How to describe the ideal target audience for Crossroad? Imagine someone said he had invented a time machine and you could use it ONCE and rather than kill Hitler or save a loved one from 9/11, a person thought…you know what would help the most amount of people? Let me go back in time and kidnap an 8 year old Quentin Tarantino and send him to Jesus Camp…then he might have ended up making films that are, you know, good.
More or less an evangelical (and evangelistic) version of Crash, the film begins with a stalker accidentally killing the woman he has followed and then inadvertently smothering her daughter, who has witnessed the crime. If you’ve never wondered what makes certain Christian viewers or organizations put their seal of approval on a work of art–a message from the Dove Foundation before the film assures us that they have labeled the film as “safe”–this one will make you start. It must have to do with how a scene is shot, with the absence of blood splatter, profanity, or nudity. Smothering a child to death (or did he strangle her?) onscreen? Family approved!
Lest my musings be mistaken for an even more puritanical standard than what these sort of content seal of approvals usually entail, I hasten to underline that my confusion is more abstract than narrow–it’s about what the category “family safe” even means, not why this film qualifies.
Once the back story is set we are introduced to a number of characters, seemingly unrelated, who each end up at a diner. When the proprietor lets slip that he heard on the news that a murderer was freed after six years for “inadmissible evidence” and we see the murderer from the opening scene as a yet unidentified stranger in the diner, we can more or less predict the last 90% of the film.
That would be okay if the film were tight or well executed, but it has the labored pace of the developing writer, with the most generic scenes (opening a safe at gunpoint, standing up to a bully with a knife) elongated because they are supposed to be suspenseful and any distinctive scenes that might develop characters or differentiate the people cut to the bare minimum. The result is a script that appears to have only one pace and pitch, and that ends up blunting the emotional impact of every scene, even the ones that do pack genuine emotion.
And yet for all that there are moments that convince you that writer/director Shervin Youssefian is not without an understanding of the foundations of narrative. He knows how to choreograph a scene, even when most of the action takes place in a single room. The editing and mise en scene are competent and make it look like a professional movie even when the dialogue sounds like a church production.

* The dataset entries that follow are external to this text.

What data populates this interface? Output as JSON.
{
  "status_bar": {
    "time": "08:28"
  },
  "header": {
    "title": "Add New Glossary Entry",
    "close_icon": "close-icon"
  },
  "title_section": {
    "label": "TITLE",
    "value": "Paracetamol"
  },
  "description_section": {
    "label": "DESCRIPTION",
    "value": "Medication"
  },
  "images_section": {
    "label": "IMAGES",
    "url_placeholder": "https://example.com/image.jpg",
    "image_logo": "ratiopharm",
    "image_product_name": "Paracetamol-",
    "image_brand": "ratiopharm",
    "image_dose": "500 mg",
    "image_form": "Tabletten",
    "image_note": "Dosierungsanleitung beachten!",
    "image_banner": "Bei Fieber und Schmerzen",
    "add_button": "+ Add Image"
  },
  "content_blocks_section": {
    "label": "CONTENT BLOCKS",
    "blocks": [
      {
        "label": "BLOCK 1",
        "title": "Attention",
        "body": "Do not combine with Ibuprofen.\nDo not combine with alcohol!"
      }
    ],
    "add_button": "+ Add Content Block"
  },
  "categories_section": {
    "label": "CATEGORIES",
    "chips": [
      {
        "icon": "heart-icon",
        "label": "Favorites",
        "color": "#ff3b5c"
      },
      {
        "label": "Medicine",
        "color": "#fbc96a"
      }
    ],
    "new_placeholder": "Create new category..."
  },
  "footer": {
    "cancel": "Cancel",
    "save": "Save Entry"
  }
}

The acting, as we’ve come to expect from Christian productions, is better than the script, although it, too, is uneven. Many of the actors are professionals from television or film and round out their scenes with little touches that make them work–but they can’t quite cause them to work together in a cohesive whole.
The problem with Crossroad is not that it is Christian nor even that it is preachy. There is a market for this sort of film and those who approve of what the artists are attempting are historically more or less deaf to the cries of critics about how skillfully or artistically they are doing it. “Christian” doesn’t have to mean technically inferior to secular films, but once there is a market in which technical merit is irrelevant, it usually does. Still, one can see that there is a certain amount of professional pride invested by the cast and crew, and that makes it…bearable. Perhaps we’ve reached the point where the the artists are better than the market will let them be, where quality is no longer an afterthought but is still just a second thought.